UP Equip will debut a “major new” product later this year, but wanted to keep details under wraps until further notice.

Expanding and updating

If it’s any indication the market is becoming more attentive to these units, then it would be noted that the world’s largest aerial provider, JLG Industries, Inc., debuted a new compact crawler boom (CCB) – the X1000AJ – at The Rental Show.

The X1000AJ features 56 feet of up-and-over reach and 54 feet of horizontal outreach, plus a 105-foot working height. It also boasts a 500-pound unrestricted platform capacity, allowing operators to bring more materials to the work area, fulfilling the fundamental need for a safe and productive work environment.

“We are excited to bring the X1000AJ to market,” said Randy Marzicola, director, channel development for JLG Industries, Inc. “Our innovative line of CCB’s has rapidly expanded with this newest model addressing our customer’s wants and needs. By offering a full range of CCB machines we reinforce our focus on developing equipment solutions that meet the requirements of our customers and their customers.”
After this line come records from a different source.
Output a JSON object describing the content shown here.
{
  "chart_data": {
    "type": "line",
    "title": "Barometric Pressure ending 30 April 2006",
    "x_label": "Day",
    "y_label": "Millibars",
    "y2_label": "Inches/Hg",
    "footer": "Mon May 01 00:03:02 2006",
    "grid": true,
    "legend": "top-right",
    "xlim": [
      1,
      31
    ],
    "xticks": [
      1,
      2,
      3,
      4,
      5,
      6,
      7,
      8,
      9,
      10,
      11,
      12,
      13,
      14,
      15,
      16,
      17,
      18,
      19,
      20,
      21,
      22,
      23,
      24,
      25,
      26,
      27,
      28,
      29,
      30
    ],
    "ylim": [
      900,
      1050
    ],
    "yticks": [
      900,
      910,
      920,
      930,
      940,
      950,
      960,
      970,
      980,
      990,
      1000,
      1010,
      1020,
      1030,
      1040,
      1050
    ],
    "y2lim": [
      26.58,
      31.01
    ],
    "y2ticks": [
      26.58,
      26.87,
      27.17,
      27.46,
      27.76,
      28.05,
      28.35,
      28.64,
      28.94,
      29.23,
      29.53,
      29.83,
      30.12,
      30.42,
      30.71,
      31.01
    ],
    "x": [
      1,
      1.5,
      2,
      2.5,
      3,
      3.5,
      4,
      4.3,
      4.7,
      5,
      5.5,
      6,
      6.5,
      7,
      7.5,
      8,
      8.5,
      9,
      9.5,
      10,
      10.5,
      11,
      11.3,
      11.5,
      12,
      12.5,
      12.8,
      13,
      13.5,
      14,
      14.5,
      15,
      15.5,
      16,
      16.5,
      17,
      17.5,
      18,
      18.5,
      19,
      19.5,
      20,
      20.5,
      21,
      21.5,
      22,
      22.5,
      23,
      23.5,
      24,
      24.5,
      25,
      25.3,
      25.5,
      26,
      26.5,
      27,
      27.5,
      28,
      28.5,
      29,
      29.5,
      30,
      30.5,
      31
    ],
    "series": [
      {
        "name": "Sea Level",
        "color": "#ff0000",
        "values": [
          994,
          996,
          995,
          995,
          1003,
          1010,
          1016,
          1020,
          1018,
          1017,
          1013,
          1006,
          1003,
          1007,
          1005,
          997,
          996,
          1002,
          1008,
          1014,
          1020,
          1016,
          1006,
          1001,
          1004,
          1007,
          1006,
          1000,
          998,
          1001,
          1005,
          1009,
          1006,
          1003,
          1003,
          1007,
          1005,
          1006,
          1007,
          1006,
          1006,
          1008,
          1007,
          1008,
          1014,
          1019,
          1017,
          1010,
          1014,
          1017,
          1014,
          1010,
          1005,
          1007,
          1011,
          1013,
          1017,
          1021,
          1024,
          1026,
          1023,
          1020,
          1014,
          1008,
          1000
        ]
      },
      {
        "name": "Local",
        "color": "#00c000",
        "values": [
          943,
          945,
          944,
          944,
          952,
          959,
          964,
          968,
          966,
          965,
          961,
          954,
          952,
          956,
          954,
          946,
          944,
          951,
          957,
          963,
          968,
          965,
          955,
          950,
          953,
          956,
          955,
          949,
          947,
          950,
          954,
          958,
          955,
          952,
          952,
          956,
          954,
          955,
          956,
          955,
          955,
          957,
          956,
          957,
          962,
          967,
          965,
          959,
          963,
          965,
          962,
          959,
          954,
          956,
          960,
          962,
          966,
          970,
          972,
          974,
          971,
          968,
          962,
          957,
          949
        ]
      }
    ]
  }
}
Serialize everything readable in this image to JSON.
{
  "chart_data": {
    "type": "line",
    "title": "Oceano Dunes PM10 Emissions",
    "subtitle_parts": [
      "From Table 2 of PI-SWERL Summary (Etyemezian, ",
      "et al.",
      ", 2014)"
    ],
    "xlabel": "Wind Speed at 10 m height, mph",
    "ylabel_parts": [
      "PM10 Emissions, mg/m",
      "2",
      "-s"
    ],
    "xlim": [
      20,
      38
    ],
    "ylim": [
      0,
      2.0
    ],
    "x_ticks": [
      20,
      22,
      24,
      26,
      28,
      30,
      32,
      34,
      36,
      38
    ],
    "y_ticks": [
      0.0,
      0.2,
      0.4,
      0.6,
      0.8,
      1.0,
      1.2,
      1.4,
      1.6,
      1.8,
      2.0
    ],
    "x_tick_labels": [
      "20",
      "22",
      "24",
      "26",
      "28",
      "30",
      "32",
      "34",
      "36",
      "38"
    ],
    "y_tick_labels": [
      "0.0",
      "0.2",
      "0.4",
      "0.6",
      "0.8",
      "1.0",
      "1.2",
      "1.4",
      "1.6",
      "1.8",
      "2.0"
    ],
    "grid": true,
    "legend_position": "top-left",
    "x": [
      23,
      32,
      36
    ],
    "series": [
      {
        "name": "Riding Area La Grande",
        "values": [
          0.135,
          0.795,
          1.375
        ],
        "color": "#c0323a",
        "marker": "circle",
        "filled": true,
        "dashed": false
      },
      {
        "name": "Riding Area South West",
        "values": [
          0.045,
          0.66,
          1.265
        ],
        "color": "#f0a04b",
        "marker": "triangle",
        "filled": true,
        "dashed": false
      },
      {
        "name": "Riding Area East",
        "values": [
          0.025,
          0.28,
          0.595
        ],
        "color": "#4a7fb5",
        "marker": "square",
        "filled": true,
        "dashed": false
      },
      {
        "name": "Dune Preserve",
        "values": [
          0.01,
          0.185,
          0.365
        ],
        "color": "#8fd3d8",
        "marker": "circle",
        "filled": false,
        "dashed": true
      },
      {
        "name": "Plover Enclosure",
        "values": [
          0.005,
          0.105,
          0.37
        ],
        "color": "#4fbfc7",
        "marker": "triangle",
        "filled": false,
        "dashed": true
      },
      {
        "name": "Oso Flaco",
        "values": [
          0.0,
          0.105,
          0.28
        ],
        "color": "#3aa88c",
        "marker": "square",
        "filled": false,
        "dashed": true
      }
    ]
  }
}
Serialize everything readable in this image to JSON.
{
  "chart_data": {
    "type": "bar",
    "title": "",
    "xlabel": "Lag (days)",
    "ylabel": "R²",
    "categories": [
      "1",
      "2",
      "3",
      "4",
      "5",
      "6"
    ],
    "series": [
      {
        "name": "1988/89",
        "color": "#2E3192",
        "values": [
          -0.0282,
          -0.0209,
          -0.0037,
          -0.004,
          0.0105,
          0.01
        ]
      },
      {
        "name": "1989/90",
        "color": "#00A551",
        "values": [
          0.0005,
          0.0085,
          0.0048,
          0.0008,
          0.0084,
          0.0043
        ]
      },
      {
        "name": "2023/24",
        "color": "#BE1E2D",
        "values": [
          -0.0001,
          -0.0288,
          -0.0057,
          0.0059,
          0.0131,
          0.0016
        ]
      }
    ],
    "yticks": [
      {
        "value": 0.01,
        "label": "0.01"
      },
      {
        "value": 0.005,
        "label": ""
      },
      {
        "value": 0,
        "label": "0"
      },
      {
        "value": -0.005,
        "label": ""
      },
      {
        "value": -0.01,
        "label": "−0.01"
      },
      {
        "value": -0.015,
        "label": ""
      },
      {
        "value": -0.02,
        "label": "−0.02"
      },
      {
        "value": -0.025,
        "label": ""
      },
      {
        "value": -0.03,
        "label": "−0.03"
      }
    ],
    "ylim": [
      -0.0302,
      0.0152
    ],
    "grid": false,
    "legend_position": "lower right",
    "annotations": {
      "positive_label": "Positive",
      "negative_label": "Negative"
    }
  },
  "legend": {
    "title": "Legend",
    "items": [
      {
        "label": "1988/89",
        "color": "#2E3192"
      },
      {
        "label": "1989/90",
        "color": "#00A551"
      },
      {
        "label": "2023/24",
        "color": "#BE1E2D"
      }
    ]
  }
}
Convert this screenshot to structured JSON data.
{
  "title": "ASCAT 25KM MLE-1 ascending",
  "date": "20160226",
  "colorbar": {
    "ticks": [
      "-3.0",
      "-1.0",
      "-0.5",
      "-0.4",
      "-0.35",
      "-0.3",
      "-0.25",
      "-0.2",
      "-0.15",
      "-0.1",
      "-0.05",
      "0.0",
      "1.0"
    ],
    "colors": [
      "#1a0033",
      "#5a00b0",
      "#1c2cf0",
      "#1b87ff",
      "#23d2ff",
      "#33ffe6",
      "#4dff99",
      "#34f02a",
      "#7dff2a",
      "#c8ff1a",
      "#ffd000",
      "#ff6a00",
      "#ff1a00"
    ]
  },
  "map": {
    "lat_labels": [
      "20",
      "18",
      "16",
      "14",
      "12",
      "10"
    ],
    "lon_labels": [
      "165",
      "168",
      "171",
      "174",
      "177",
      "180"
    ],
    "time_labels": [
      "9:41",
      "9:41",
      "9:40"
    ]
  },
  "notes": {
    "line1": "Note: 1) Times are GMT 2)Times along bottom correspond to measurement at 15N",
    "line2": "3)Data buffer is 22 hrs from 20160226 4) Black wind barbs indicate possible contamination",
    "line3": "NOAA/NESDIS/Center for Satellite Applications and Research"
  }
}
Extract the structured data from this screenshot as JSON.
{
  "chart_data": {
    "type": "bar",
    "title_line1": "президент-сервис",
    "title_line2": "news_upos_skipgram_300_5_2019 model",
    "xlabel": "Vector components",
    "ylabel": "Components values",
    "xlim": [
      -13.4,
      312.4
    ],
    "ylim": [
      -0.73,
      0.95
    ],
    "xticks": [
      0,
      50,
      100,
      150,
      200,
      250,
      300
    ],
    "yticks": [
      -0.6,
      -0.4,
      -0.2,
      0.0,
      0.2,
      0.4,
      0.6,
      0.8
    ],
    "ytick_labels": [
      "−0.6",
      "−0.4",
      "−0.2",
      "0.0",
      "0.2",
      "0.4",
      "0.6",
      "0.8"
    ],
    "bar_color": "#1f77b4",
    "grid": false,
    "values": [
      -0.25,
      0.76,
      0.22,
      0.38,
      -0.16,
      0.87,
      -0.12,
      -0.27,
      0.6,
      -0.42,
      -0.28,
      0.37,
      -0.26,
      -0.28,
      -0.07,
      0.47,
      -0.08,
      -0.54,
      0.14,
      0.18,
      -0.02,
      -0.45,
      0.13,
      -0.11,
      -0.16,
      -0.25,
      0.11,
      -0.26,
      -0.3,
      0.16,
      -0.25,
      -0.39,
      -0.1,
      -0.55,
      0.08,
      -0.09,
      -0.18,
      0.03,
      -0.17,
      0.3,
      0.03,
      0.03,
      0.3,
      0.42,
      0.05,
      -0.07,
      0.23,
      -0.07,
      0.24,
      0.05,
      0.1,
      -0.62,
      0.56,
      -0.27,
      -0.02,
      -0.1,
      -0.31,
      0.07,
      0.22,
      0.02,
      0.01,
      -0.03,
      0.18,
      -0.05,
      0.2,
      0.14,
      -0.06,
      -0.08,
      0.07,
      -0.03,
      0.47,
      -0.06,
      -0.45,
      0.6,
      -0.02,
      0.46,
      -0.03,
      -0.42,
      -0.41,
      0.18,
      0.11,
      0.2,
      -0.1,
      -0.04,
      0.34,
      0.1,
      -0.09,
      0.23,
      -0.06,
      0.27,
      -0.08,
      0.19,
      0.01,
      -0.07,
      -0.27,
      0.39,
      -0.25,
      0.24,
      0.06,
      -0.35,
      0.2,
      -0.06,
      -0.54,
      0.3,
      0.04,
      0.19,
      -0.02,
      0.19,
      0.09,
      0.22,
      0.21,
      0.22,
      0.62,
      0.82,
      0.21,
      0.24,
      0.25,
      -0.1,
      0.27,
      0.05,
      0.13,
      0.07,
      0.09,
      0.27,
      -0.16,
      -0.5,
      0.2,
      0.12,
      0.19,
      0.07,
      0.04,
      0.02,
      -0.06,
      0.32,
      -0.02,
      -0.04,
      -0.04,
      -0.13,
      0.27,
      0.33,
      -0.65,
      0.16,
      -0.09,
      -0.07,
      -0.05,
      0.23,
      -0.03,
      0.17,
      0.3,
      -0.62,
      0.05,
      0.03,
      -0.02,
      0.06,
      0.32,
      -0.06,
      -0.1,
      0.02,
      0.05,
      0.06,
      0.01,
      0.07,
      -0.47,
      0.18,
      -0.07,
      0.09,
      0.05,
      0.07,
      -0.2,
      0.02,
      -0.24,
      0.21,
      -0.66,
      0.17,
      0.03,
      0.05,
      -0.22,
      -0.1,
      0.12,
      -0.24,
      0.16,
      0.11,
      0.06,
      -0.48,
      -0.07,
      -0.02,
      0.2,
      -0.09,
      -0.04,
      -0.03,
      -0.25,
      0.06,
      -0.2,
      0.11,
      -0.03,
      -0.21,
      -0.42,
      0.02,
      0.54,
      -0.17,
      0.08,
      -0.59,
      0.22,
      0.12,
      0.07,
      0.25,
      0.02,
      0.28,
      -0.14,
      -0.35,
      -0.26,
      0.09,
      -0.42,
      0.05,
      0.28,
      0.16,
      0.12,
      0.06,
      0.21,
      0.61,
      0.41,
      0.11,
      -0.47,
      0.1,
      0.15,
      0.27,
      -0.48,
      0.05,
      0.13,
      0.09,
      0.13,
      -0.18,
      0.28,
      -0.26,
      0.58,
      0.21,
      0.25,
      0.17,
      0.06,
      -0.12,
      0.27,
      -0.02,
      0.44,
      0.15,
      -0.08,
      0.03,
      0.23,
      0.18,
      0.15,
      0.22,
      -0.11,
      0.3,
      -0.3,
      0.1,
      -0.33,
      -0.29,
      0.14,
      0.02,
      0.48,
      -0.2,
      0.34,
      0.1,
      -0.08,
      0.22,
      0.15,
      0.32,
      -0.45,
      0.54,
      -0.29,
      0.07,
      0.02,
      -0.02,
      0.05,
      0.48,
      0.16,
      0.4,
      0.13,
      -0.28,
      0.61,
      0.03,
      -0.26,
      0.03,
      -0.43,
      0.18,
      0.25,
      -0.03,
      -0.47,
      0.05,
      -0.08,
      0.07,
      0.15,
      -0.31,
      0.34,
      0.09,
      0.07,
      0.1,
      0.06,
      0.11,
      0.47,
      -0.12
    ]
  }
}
The X1000AJ’s boom includes a new articulated column design, giving operators the ability to work flush with the surface of a structure. Smart technology improves boom functionality by enabling multiple simultaneous movements, introducing a go-home function and by delivering 90 degrees +/- jib movement for added reach. The machine also features below-grade capabilities for those who need to complete work both above and below ground level. The lift will be available in the fall of 2018. For full specs and more information on the X1000AJ, see

Absolute E-Z Up (AEUP) also offers a range of track-mounted articulating booms with working heights from 37 to 75 feet and horizontal outreaches of 23 to 39 feet. Platform capacities are 440 pounds.

“The TRACCESS track-mounted booms are the ideal lifts for both indoor and outdoor applications in a variety of industries, including construction, painting, maintenance and landscaping,” said Mike Buley, Absolute E-Z Up president. “The units are lightweight, perfect for sites with sensitive floor loads, and their compact size can easily maneuver through standard doorways.”

ReachMaster, which has long provided track-based lifts to the Americas markets, recently moved into its new headquarters in Porter, TX due to increased demand. The company is an IPAF-certified training center.

“Training is and will always be an area where the track-based compact lifts differ from the cousins (boom and scissor lifts), as they can do a lot more, and consequently take a little more effort to get the maximum out of,” President Ebbe Christensen. “That being said, all manufacturers have followed a KISS (keep it simple, stupid) trend as far as controls and while perhaps a bit harsh way to state it, keeping controls simple helps a lot.”

ReachMaster’s range of tracked lifts can reach heights between 39 to 170 feet. They represent tracked-lift brands Bluelift, Falcon and Denka.